Contrat de travail dans la restauration

Quels sont les différents contrats de travail existant dans le secteur de la restauration ?

Le contrat de travail peut être conclu pour une durée déterminée ou indéterminée, il peut aussi être conclu à temps partiel.

S’agissant des contrats de travail à durée déterminée, le secteur de la restauration bénéficie d’un contrat de travail à durée déterminée spécifique, adapté à ses spécificités : le CDD d’extra.

Qu’est ce qu’un CDD d’extra ?

Un extra est engagé pour la durée nécessaire à la réalisation de sa mission.

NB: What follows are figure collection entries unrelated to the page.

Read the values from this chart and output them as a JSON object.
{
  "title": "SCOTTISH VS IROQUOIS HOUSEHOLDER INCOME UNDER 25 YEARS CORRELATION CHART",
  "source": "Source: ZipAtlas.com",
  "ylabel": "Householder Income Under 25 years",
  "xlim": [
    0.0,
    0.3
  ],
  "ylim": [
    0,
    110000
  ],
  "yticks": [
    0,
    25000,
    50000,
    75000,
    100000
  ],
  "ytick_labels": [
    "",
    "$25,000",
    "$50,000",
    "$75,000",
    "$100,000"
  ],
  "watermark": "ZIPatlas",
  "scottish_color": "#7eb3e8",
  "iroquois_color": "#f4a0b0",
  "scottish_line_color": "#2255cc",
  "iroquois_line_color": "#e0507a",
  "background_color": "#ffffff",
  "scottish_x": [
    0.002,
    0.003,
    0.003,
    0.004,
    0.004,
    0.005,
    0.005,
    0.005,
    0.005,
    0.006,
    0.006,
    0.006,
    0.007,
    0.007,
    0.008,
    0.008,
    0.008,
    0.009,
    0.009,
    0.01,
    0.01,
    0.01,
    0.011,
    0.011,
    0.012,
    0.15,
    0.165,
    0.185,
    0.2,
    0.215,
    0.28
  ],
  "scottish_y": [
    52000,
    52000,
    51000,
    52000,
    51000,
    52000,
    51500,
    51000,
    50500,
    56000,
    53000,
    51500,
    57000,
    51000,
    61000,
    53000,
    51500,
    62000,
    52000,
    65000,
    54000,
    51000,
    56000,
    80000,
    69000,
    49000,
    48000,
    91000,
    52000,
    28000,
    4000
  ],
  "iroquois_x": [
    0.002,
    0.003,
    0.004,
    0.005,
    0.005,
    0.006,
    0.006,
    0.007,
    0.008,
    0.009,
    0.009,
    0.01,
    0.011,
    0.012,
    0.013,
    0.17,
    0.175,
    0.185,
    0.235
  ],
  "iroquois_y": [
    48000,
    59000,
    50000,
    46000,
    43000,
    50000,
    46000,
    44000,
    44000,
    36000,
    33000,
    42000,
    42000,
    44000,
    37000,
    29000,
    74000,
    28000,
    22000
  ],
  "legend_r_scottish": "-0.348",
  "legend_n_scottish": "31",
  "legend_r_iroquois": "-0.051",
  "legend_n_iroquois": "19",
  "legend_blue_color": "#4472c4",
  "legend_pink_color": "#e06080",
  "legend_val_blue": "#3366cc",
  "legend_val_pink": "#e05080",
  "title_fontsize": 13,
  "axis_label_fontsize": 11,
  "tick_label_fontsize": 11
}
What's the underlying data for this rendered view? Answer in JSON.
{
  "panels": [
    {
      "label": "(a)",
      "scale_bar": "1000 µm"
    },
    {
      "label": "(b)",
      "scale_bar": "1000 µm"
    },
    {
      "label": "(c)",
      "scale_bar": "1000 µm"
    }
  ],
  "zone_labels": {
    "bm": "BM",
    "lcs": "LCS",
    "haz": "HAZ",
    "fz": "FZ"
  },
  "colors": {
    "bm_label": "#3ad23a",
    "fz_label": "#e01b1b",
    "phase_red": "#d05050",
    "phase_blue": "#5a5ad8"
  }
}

Il peut être amené à occuper un emploi sur une période allant de quelques heures à  plusieurs journées consécutives.

Un contrat devra être établi pour chaque vacation.

Attention : un extra qui se verrait confier par le même établissement des missions pendant plus de 60 jours dans un trimestre civil peut demander la requalification de son contrat de travail en contrat de travail à durée indéterminée.

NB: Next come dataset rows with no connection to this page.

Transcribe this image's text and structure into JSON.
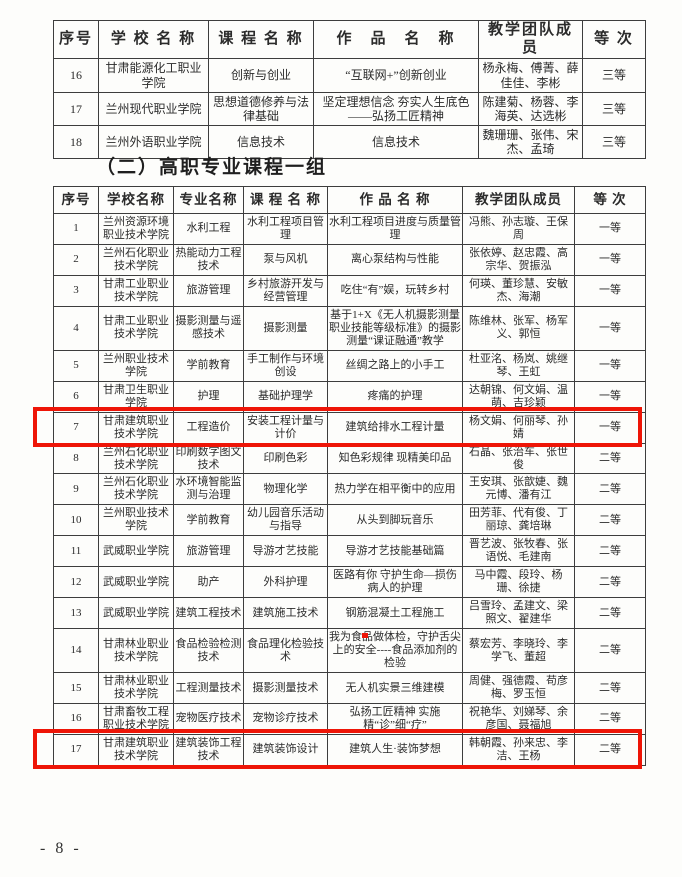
{
  "page": {
    "number_label": "- 8 -"
  },
  "colors": {
    "highlight_red": "#ee1507",
    "text": "#2b2b2b",
    "border": "#3d3d3d"
  },
  "section_heading": "（二）高职专业课程一组",
  "table1": {
    "headers": [
      "序号",
      "学 校 名 称",
      "课 程 名 称",
      "作　品　名　称",
      "教学团队成员",
      "等 次"
    ],
    "rows": [
      [
        "16",
        "甘肃能源化工职业学院",
        "创新与创业",
        "“互联网+”创新创业",
        "杨永梅、傅菁、薛佳佳、李彬",
        "三等"
      ],
      [
        "17",
        "兰州现代职业学院",
        "思想道德修养与法律基础",
        "坚定理想信念 夯实人生底色——弘扬工匠精神",
        "陈建菊、杨蓉、李海英、达选彬",
        "三等"
      ],
      [
        "18",
        "兰州外语职业学院",
        "信息技术",
        "信息技术",
        "魏珊珊、张伟、宋杰、孟琦",
        "三等"
      ]
    ]
  },
  "table2": {
    "headers": [
      "序号",
      "学校名称",
      "专业名称",
      "课 程 名 称",
      "作 品 名 称",
      "教学团队成员",
      "等 次"
    ],
    "rows": [
      [
        "1",
        "兰州资源环境职业技术学院",
        "水利工程",
        "水利工程项目管理",
        "水利工程项目进度与质量管理",
        "冯熊、孙志璇、王保周",
        "一等"
      ],
      [
        "2",
        "兰州石化职业技术学院",
        "热能动力工程技术",
        "泵与风机",
        "离心泵结构与性能",
        "张依婷、赵忠霞、高宗华、贺振泓",
        "一等"
      ],
      [
        "3",
        "甘肃工业职业技术学院",
        "旅游管理",
        "乡村旅游开发与经营管理",
        "吃住“有”娱，玩转乡村",
        "何瑛、董珍慧、安敏杰、海潮",
        "一等"
      ],
      [
        "4",
        "甘肃工业职业技术学院",
        "摄影测量与遥感技术",
        "摄影测量",
        "基于1+X《无人机摄影测量职业技能等级标准》的摄影测量“课证融通”教学",
        "陈维林、张军、杨军义、郭恒",
        "一等"
      ],
      [
        "5",
        "兰州职业技术学院",
        "学前教育",
        "手工制作与环境创设",
        "丝绸之路上的小手工",
        "杜亚洺、杨岚、姚继琴、王虹",
        "一等"
      ],
      [
        "6",
        "甘肃卫生职业学院",
        "护理",
        "基础护理学",
        "疼痛的护理",
        "达朝锦、何文娟、温萌、吉珍颖",
        "一等"
      ],
      [
        "7",
        "甘肃建筑职业技术学院",
        "工程造价",
        "安装工程计量与计价",
        "建筑给排水工程计量",
        "杨文娟、何丽琴、孙婧",
        "一等"
      ],
      [
        "8",
        "兰州石化职业技术学院",
        "印刷数字图文技术",
        "印刷色彩",
        "知色彩规律 现精美印品",
        "石晶、张治车、张世俊",
        "二等"
      ],
      [
        "9",
        "兰州石化职业技术学院",
        "水环境智能监测与治理",
        "物理化学",
        "热力学在相平衡中的应用",
        "王安琪、张歆婕、魏元博、潘有江",
        "二等"
      ],
      [
        "10",
        "兰州职业技术学院",
        "学前教育",
        "幼儿园音乐活动与指导",
        "从头到脚玩音乐",
        "田芳菲、代有俊、丁丽琼、龚培琳",
        "二等"
      ],
      [
        "11",
        "武威职业学院",
        "旅游管理",
        "导游才艺技能",
        "导游才艺技能基础篇",
        "晋艺波、张牧春、张语悦、毛建南",
        "二等"
      ],
      [
        "12",
        "武威职业学院",
        "助产",
        "外科护理",
        "医路有你 守护生命—损伤病人的护理",
        "马中霞、段玲、杨珊、徐捷",
        "二等"
      ],
      [
        "13",
        "武威职业学院",
        "建筑工程技术",
        "建筑施工技术",
        "钢筋混凝土工程施工",
        "吕雪玲、孟建文、梁照文、翟建华",
        "二等"
      ],
      [
        "14",
        "甘肃林业职业技术学院",
        "食品检验检测技术",
        "食品理化检验技术",
        "我为食品做体检，守护舌尖上的安全----食品添加剂的检验",
        "蔡宏芳、李晓玲、李学飞、董超",
        "二等"
      ],
      [
        "15",
        "甘肃林业职业技术学院",
        "工程测量技术",
        "摄影测量技术",
        "无人机实景三维建模",
        "周健、强德霞、苟彦梅、罗玉恒",
        "二等"
      ],
      [
        "16",
        "甘肃畜牧工程职业技术学院",
        "宠物医疗技术",
        "宠物诊疗技术",
        "弘扬工匠精神 实施精“诊”细“疗”",
        "祝艳华、刘娣琴、余彦国、聂福旭",
        "二等"
      ],
      [
        "17",
        "甘肃建筑职业技术学院",
        "建筑装饰工程技术",
        "建筑装饰设计",
        "建筑人生·装饰梦想",
        "韩朝霞、孙来忠、李洁、王杨",
        "二等"
      ]
    ],
    "highlighted_rows": [
      "7",
      "17"
    ]
  }
}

Les employeurs doivent donc rester vigilants sur la durée d’embauche de leurs extras.

Les modalités de rémunération de l’extra sont définies d’un commun accord au moment de l’embauche. Le salaire de l’extra ne pourra être inférieur au minimum conventionnel de la catégorie à laquelle il appartient (minimum conventionnel couramment qualifié de SMIC hôtelier), ni au montant de la rémunération que percevrait dans la même entreprise, après période d’essai, un salarié sous contrat à durée indéterminée de qualification équivalente et occupant les mêmes fonctions.

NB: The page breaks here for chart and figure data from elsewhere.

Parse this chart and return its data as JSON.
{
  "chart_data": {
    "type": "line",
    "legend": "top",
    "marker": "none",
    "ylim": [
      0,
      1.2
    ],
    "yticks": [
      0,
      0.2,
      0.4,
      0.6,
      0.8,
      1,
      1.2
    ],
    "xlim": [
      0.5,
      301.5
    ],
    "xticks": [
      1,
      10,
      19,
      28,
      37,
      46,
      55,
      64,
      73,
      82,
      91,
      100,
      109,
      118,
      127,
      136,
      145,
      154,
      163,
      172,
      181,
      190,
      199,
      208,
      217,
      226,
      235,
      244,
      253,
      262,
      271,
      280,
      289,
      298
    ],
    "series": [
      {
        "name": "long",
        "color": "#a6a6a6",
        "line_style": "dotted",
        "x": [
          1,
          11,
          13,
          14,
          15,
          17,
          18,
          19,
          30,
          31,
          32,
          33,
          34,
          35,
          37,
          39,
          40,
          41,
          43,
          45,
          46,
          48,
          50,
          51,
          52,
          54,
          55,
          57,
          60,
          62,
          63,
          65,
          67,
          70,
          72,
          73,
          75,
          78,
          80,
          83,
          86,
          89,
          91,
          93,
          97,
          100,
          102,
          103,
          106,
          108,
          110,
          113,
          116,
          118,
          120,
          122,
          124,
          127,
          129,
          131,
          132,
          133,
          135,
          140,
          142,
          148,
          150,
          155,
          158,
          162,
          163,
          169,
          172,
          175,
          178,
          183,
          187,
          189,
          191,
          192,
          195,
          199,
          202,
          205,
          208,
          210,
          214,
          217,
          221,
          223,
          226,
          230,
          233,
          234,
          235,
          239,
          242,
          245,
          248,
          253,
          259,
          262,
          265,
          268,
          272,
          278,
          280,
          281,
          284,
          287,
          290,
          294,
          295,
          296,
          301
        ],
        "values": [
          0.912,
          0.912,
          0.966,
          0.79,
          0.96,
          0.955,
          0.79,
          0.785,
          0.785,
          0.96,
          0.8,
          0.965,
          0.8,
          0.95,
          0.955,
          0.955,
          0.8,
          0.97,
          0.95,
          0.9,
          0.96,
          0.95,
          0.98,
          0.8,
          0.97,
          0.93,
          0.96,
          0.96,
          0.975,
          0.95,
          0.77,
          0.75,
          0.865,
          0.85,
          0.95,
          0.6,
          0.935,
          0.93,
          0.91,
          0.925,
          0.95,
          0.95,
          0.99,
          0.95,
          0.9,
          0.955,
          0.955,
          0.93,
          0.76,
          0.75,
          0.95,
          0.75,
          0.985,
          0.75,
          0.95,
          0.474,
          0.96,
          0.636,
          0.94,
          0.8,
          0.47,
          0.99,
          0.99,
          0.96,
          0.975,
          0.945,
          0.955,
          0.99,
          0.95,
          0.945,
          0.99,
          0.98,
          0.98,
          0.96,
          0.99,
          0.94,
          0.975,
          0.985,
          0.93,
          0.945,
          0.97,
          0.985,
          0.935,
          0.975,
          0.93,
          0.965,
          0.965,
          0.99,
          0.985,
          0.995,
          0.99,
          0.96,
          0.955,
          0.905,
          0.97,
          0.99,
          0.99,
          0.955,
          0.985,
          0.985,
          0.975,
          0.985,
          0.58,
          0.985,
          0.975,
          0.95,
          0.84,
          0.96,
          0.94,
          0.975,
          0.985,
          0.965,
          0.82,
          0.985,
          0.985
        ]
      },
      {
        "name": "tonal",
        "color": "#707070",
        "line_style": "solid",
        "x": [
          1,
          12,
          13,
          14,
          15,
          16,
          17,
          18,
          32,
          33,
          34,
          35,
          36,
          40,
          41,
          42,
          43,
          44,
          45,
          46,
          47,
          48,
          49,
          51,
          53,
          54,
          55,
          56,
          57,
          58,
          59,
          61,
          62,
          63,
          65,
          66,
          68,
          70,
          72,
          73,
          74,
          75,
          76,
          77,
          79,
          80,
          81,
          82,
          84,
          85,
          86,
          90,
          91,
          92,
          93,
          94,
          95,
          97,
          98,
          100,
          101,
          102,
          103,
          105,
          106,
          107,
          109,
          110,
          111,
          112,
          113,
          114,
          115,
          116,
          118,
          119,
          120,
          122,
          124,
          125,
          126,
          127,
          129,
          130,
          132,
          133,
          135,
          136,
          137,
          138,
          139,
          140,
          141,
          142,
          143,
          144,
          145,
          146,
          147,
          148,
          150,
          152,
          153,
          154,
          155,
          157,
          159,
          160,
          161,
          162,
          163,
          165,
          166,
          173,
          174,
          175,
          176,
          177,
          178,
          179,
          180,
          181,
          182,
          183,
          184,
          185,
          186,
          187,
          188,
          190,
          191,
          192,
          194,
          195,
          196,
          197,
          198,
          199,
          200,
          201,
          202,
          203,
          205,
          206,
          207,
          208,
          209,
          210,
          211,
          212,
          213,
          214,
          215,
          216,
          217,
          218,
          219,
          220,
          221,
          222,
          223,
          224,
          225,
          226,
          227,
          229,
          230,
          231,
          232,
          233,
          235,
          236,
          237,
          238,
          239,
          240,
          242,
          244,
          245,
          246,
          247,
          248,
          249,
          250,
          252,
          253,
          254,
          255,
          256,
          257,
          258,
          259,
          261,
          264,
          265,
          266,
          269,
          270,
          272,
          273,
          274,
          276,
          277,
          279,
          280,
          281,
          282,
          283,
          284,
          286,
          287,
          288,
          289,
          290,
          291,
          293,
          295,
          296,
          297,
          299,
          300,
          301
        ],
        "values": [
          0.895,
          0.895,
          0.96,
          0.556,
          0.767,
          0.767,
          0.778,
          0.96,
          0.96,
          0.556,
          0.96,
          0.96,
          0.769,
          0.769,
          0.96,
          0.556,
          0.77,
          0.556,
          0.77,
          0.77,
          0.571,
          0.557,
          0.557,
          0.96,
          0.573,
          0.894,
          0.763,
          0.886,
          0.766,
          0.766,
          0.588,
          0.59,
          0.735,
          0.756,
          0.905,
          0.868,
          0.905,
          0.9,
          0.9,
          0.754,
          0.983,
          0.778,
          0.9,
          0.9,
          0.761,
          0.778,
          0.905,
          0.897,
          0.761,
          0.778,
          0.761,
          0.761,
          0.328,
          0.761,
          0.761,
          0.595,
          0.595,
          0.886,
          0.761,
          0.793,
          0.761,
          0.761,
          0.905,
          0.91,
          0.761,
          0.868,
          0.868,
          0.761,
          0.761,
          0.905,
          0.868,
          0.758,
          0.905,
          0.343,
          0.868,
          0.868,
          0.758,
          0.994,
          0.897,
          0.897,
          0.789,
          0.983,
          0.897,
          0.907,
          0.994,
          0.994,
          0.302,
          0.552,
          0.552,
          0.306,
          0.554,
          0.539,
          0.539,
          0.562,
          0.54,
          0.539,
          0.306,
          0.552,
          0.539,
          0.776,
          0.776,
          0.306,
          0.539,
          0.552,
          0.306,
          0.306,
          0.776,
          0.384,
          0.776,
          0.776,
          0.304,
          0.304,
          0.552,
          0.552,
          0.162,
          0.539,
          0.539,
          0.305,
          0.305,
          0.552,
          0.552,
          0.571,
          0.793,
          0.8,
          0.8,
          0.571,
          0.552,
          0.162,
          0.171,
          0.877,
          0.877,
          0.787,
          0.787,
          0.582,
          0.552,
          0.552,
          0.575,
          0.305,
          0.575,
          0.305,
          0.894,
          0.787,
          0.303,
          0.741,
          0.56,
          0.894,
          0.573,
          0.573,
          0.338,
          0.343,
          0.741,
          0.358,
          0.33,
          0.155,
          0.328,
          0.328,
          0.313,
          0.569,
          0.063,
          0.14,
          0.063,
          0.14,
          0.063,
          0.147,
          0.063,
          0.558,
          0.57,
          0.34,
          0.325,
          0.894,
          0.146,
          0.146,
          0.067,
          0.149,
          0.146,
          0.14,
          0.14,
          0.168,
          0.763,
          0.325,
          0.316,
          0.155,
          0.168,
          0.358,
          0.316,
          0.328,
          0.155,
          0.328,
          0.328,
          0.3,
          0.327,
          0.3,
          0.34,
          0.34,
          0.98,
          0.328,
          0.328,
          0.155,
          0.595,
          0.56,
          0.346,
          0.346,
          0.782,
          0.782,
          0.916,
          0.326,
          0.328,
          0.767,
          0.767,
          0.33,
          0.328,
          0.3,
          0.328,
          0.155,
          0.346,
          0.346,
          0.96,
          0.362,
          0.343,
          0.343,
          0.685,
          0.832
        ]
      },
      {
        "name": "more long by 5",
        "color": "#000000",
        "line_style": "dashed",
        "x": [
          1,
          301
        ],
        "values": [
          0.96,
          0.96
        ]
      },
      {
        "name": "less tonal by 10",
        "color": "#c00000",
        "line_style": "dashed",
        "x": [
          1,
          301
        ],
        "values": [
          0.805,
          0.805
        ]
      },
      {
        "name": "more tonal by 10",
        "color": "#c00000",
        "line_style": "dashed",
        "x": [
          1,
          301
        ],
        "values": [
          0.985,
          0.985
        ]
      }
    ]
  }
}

A la fin du contrat, l’extra perçoit une indemnité de congés payés égale à 10% de la rémunération totale brute perçue, quelle que soit la durée du contrat.

Quelles sont les mentions obligatoires du contrat de travail conclu dans le secteur de la restauration ?

Qu’il soit conclu à titre déterminé ou indéterminé, le contrat de travail est établi par écrit, en double exemplaire, dont l’un est remis au salarié.

Le salarié reçoit confirmation de son embauche par lettre ou contrat écrit, à la prise du travail, ou au plus tard dans les 48 heures.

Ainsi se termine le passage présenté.